What pulls businesses out of the Local Pack
Most businesses that fall out of the Local Pack do so because of a small number of repeatable mistakes, not because of a Google algorithm change.
Stale Google Business Profiles — no posts for 60+ days, no recent photos, unanswered Q&A — get downweighted relative to active profiles. The signal Google reads is whether the business is open and engaged. A restaurant with daily posts ranks above a restaurant with no posts even when the food is identical.
Category drift is the second common mistake. A dental practice that lists nineteen secondary categories trying to capture every related search ends up ranking for none of them well. The primary category does most of the work; one or two carefully chosen secondary categories help; ten or more dilute the signal.

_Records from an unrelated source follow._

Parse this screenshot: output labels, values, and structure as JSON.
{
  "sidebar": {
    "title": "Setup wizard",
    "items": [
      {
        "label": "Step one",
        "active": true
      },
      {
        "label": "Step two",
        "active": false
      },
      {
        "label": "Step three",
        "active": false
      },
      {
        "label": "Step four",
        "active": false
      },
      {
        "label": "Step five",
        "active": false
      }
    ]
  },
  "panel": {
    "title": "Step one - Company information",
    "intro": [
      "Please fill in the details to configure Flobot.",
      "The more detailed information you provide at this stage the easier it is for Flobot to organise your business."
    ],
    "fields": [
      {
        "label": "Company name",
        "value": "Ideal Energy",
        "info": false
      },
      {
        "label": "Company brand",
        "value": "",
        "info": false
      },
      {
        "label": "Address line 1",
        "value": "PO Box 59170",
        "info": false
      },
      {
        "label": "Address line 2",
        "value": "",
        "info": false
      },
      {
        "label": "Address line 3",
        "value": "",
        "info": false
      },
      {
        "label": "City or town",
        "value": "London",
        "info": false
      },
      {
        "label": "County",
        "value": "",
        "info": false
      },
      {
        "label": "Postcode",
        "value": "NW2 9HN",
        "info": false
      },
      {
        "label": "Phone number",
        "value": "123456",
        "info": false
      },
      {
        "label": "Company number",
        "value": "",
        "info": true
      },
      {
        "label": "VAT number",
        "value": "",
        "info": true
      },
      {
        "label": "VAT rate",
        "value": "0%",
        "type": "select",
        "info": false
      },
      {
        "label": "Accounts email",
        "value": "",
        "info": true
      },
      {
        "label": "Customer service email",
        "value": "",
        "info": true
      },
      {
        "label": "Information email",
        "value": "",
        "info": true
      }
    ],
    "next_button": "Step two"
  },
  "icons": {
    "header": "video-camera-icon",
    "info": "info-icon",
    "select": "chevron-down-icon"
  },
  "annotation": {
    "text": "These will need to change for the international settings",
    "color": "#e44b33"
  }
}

Review-velocity gaps — six months without a new review while competitors gain 4-6 per month — show up in Local Pack rank within 60 days. The fix is not asking every patient for a review; it is making the ask consistent and easy at the moment of completed service.
Inconsistent name, address, or phone information across the web confuses Google's confidence in the entity. If Yelp shows one phone number, the website shows another, and the BBB profile shows a third, Google de-prioritizes the business because it is unsure which version is correct.